# *****



## vinny (Dec 16, 2007)

i was out trapping and found some **** trail leading to a base of a oak tree and it looked like they enterd through a hole in the bottom.
could i put a coil spring in the hole and try to catch them when there comin or goin.
or put a dirt hole set near the tree or both

any input would be awsome


----------



## twd22285 (Dec 19, 2007)

hole in the base of the tree? or on the ground at the base of the tree?


----------



## vinny (Dec 16, 2007)

sorry in the base of the tree not in the ground


----------



## twd22285 (Dec 19, 2007)

i would try setting a blind set of some sort. probably w/ a coil spring right under the tracks leading into the hole. just do your best to make it look as natural as possible so the **** goes the same route it did before.i was watching a tc connor video and on his blind sets he actually makes a paw mark over the trap as if another animal has taken the same route. good luck and let me know if u nab one


----------



## tslabaugh (Jan 14, 2008)

Don't put it where the **** can get back to his hole after he is trapped.

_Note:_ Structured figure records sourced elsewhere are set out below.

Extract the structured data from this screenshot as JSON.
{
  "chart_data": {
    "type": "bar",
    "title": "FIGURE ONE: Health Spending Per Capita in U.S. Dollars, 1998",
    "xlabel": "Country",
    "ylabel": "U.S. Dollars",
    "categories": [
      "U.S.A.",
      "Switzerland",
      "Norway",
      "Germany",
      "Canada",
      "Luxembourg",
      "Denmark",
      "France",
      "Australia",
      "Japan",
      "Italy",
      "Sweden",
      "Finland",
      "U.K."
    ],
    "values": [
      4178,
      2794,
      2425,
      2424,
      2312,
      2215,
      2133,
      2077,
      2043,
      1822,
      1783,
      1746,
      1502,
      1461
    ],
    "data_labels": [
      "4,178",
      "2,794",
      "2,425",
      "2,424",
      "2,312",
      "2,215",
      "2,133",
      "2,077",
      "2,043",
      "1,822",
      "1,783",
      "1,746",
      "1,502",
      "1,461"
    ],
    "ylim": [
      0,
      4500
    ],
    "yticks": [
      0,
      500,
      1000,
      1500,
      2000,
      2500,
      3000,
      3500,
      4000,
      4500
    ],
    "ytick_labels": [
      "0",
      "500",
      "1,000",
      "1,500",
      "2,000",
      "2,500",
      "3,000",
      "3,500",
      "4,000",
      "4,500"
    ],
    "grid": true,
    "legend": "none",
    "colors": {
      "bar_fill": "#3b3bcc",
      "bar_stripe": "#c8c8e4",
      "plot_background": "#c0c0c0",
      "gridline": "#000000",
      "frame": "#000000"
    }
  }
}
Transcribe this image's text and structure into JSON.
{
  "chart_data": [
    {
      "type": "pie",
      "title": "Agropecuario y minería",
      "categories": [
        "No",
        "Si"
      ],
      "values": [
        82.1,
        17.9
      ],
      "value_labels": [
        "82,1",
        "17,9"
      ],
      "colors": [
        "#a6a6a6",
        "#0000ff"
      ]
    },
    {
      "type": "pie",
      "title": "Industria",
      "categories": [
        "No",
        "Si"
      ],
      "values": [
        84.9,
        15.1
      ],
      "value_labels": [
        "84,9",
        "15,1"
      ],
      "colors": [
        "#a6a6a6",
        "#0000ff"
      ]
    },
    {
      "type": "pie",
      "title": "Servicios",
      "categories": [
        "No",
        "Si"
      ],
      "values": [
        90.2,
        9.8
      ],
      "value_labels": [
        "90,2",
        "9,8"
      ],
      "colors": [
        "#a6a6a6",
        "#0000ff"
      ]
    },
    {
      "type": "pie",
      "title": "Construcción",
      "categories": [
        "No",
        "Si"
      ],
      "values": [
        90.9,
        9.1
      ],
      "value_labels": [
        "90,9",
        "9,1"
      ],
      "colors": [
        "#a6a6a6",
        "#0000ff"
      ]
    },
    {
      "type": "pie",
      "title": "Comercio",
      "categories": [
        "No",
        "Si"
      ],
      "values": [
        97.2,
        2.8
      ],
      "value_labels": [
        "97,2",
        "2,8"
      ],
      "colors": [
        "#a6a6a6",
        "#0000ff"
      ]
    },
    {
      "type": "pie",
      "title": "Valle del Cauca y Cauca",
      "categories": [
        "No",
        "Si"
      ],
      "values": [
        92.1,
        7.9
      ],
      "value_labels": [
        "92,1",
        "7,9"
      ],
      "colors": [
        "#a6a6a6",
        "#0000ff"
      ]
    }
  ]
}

***** are strong critters for their size and you'd have alot of fun trying to pull him out of that hole if he didn't pull himself out of the trap.


----------



## ND trapper (Nov 14, 2006)

tslabaugh said:


> Don't put it where the **** can get back to his hole after he is trapped.
> 
> ***** are strong critters for their size and you'd have alot of fun trying to pull him out of that hole if he didn't pull himself out of the trap.


Good sound advice right there. If body grip traps are legal in your state I would set the trail with three to five body grips. Chances are there are more than just one **** using that trail and den unless it is an old dominate male.  If body grips are not legal I would set some foot holds along the trail.


----------



## dangrv2 (Jan 10, 2008)

vinny said:


> i was out trapping and found some **** trail leading to a base of a oak tree and it looked like they enterd through a hole in the bottom.
> could i put a coil spring in the hole and try to catch them when there comin or goin.
> or put a dirt hole set near the tree or both
> 
> any input would be awsome


Check your State regulations. Here in PA we can't place a trap within 5 feet of a den.


----------